Persistent Memory Graph Database (PMGD)
Recent developments in persistent memory technologies like 3D XPoint promise storage elements providing nearly the speed of DRAM and the durability of block-oriented storage. To provide an efficient storage solution addressing the increasing popularity of connected data and applications that benefit from graph like processing, we have designed and implemented an in-persistent-memory graph database, PMGD, optimized to run on a platform equipped with a vast amount of persistent memory.
Atomicity, consistency, isolation, and durability (ACID): As expected, each transaction either completes entirely or not at all, the database remains consistent, and a completed transaction’s effects survive any failure. Concurrency is supported since version 2.0.0.
Recovery or restart from PM: Should the system fail, PMGD recovers to a previous consistent state upon restart, without requiring its content to be loaded into memory.
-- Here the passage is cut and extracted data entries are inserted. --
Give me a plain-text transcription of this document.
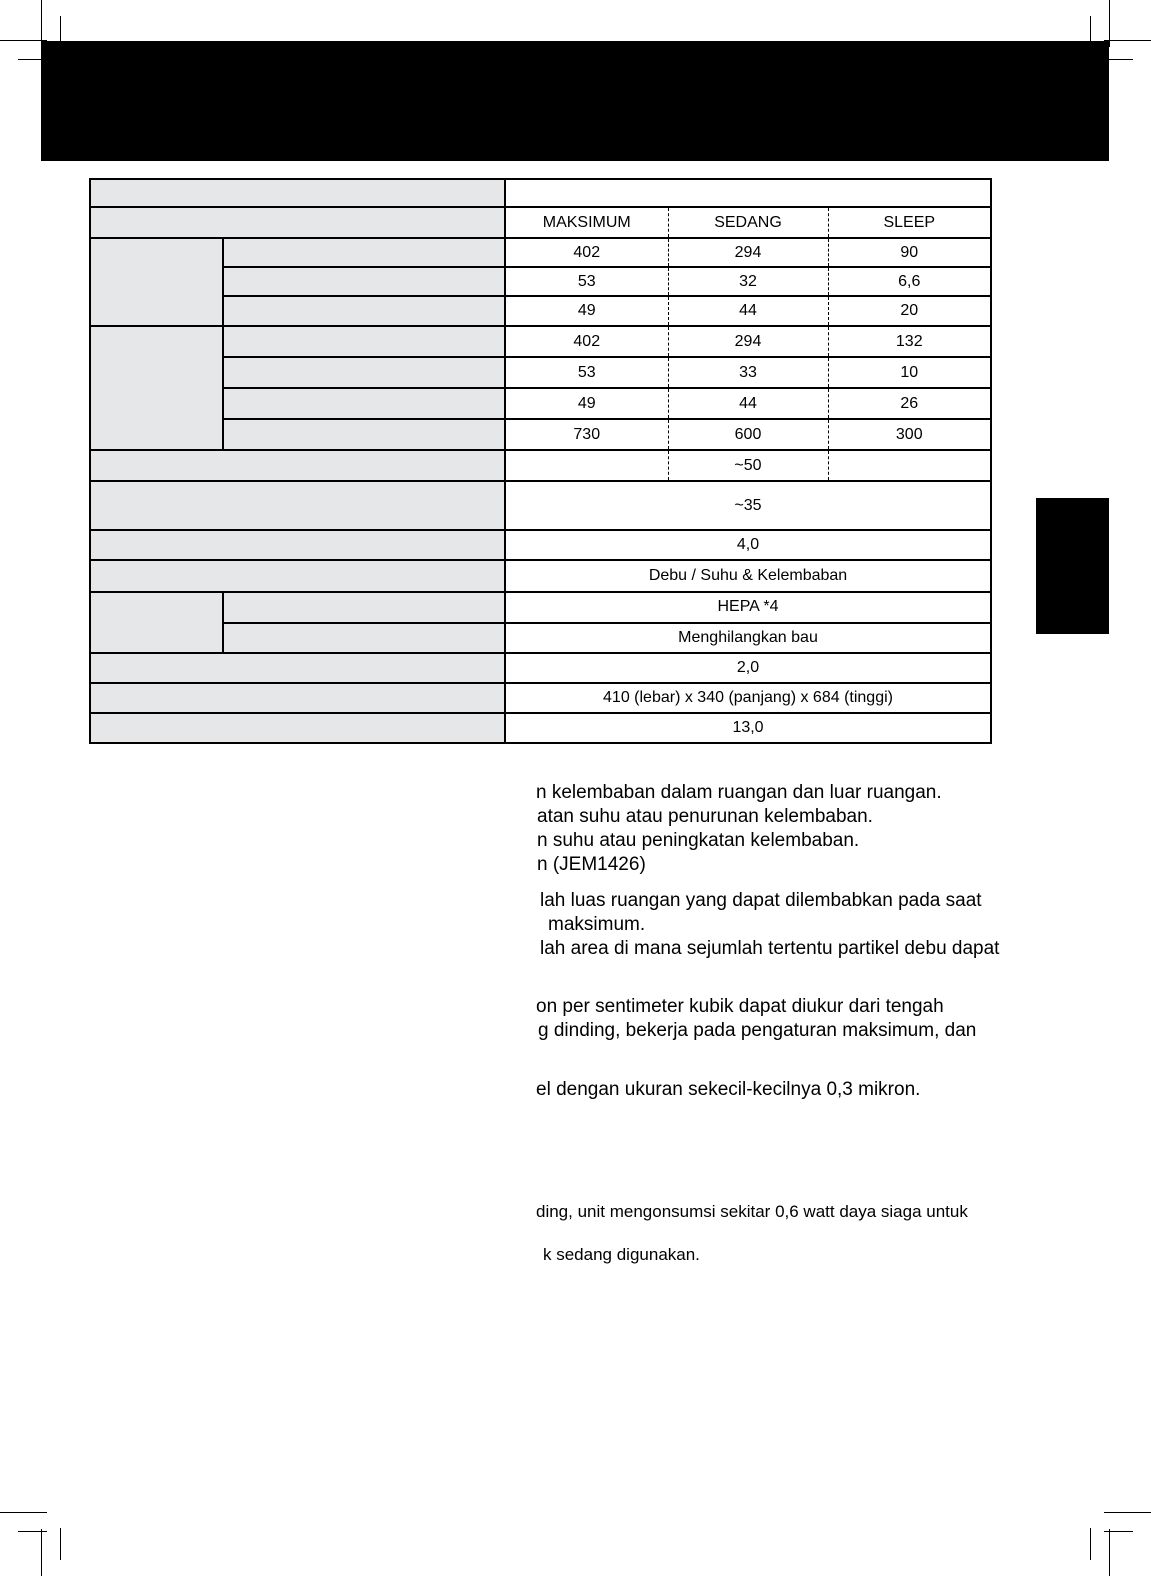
		MAKSIMUM	SEDANG	SLEEP
		402	294	90
		53	32	6,6
		49	44	20
		402	294	132
		53	33	10
		49	44	26
		730	600	300
			~50	
		~35		
		4,0		
		Debu / Suhu & Kelembaban		
		HEPA *4		
		Menghilangkan bau		
		2,0		
		410 (lebar) x 340 (panjang) x 684 (tinggi)		
		13,0		
n kelembaban dalam ruangan dan luar ruangan.
atan suhu atau penurunan kelembaban.
n suhu atau peningkatan kelembaban.
n (JEM1426)
lah luas ruangan yang dapat dilembabkan pada saat
maksimum.
lah area di mana sejumlah tertentu partikel debu dapat
on per sentimeter kubik dapat diukur dari tengah
g dinding, bekerja pada pengaturan maksimum, dan
el dengan ukuran sekecil-kecilnya 0,3 mikron.
ding, unit mengonsumsi sekitar 0,6 watt daya siaga untuk
k sedang digunakan.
Thus, it avoids any access to disk or unmarshalling of data from a disk-friendly format to an application usable format, unlike other existing disk-based graph databases.
Java bindings: PMGD is a C++ implementation with client bindings available for Java. This allows us to observe some performance differences due to our use of C++.
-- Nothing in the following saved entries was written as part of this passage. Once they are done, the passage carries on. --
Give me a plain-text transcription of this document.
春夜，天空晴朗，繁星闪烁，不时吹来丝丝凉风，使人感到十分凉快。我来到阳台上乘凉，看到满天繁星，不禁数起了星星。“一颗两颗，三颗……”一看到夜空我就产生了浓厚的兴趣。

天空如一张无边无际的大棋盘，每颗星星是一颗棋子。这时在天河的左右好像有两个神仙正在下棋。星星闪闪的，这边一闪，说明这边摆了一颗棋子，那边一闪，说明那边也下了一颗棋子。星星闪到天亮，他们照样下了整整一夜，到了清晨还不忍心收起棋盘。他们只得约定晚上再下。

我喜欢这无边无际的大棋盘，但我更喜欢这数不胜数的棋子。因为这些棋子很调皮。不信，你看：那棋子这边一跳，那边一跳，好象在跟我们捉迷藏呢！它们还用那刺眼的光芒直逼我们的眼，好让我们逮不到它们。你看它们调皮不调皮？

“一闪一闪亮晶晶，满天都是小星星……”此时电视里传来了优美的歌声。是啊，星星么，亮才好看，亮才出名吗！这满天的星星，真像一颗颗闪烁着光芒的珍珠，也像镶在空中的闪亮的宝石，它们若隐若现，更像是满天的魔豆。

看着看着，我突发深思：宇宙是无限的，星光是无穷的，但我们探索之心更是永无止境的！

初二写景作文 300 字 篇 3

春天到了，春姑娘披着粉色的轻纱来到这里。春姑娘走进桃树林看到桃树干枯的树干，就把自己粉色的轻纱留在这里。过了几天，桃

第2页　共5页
In the current release, we have focused our efforts on understanding challenges presented by a PM-based design before considering a case for scaling the database out. Since the current expectations for persistent memory offer the prospect of individual platforms with memory capacity in terabytes, we can still evaluate graph sizes that cover a large spectrum of deployments without scaling out. Hence, PMGD currently supports a single node operation. It is implemented as a library that is linked into an application and as a server that can be accessed by multiple clients. We plan to work on a distributed solution soon.
Graphs stored in PMGD consist of nodes (or vertices) optionally connected with edges (or relationships). Graphs may be directed or undirected. PMGD always stores directed edges but its interface is such that direction may be ignored. All nodes need not be connected; a directed graph may be weakly connected (i.e., a path may not exist between all pairs of nodes).
PMGD supports a property graph model with the following features:
Each node and each edge has an associated tag that can be used for classification. A tag is a short string that groups items into classes. For example, in a metadata graph of emails, a tag may be "Person", "Message", "To", or "Keyword". In applications that don’t require tags, they may be omitted.
Each node and each edge may have associated properties (dis- tinct from tags) stored as key-value pairs. Keys are short strings. Values must be one of six predefined types: booleans, integers, floats, strings, date-time, or blobs (i.e., arbitrary strings of bits). With the exception of blobs, all other predefined types are orderable. Examples of properties include <"Firstname", "Leonhard">, <"Lastname", "Euler">, and so on.
These features provide a powerful data model for storing any form of connected data.
We implement add, read, modify, and remove primitives for all entities—nodes, edges, and properties. PMGD supports queries that look up nodes or edges based on (a) a specific tag and/or property, (b) a specific property value, or (c) a property value within a specified range of values. Range lookups are supported for all types of properties except blobs.
PMGD implements indexing to support all of these types of lookups. Users can choose which properties to create indices for, based on the expected query patterns, with an understanding that indices occupy additional memory. PMGD also allows a query to provide a predicate function that can examine the properties or relationships of a node or edge and determine whether it matches the query. Once relevant nodes have been found, PMGD supports graph-oriented queries such as a) get neighbors of a node at n-hops, where n >= 1; b) get all nodes within a neighborhood of up to n-hops from a node; and c) get common neighbors of a set of nodes. Each of these queries includes the ability to specify the direction and tag of edges to follow.
The public interface headers are in the include/ folder while the library C++ sources are in src/. The Java bindings are implemented in the java/ folder. Some higher level functionalities like neighbor functions are present in the util/ folder.
We provide some simple tools like:
- mkgraph: to make an empty graph and provide parameters like memory region sizes, indexes etc. Run mkgraph -h for help.
- loadgraph: that can load from certain supported file formats into an empty graph created with mkgraph. Run loadgraph -h for help.
- dumpgraph: to print the contents of the graph to screen. dumpgraph -h for help.
Tests and sample code
The test folder has unit tests for a lot of the modules and the tests can be run using the run_all.sh script. clean_all.sh cleans up all the graphs created by run_all.sh. We plan to move our testing to GTEST in future release.